Kinshasa, le 30 mai 2025 – Face à la dégradation continue des voies de communication internes, Jean de Dieu Minengu ,coordonateur adjoint de L’acteed exhorte le gouvernement congolais à opérationnaliser sans délai le Fonds d’entretien des voies fluviales et ferroviaires, tel que prévu par les textes réglementaires.
Selon lui, la relance de ces réseaux — longtemps négligés — constitue une clé stratégique pour le désenclavement du pays, la réduction des coûts de transport, et la stimulation des échanges économiques entre les provinces.

« Comment peut-on envisager un développement inclusif sans une logistique nationale fiable ? La voie fluviale est notre atout naturel. Le rail est notre chance d’intégration », a-t-il déclaré lors d’un point de presse à Kinshasa.🚢 Une richesse fluviale sous-exploitée La RDC dispose du deuxième plus grand réseau fluvial d’Afrique, avec plus de 15 000 km de voies navigables, mais moins de 40 % sont opérationnelles aujourd’hui, faute d’entretien régulier, d’outillage et d’investissement. Quant au rail, des tronçons entiers restent à l’abandon malgré les plans de modernisation successifs.Jean de Dieu Minengu rappelle que la loi prévoit un fonds dédié à l’entretien de ces voies, alimenté notamment par des redevances de navigation, des taxes ferroviaires et d’autres contributions liées au secteur. « Ce fonds n’est pas un luxe.
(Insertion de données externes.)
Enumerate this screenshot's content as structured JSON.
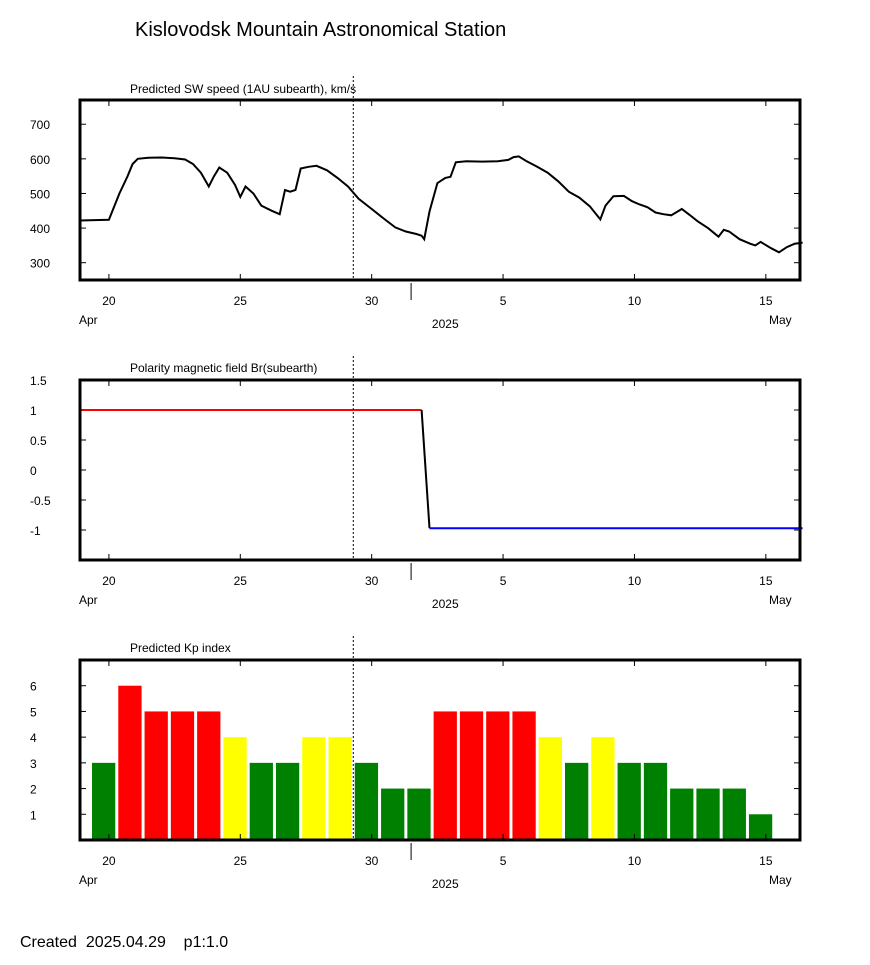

C’est une urgence logistique, économique et sociale », insiste-t-il.🛤️ Une nécessité face à l’urgence nationale Dans un contexte de montée des prix, de crise sécuritaire dans l’Est, et de faibles performances logistiques, le recours aux voies fluviales et ferroviaires devient une nécessité stratégique. Ces alternatives pourraient soulager les routes surchargées et améliorer l’accessibilité des régions enclavées.

Jean de Dieu Minengu invite le gouvernement à rompre avec l’inertie administrative, à mobiliser les moyens et à mettre en place un calendrier clair d’opérationnalisation du fonds. « Si nous voulons parler d’intégration régionale, de commerce interprovincial et d’industrialisation, il faut d’abord remettre en état nos artères internes », conclut-il.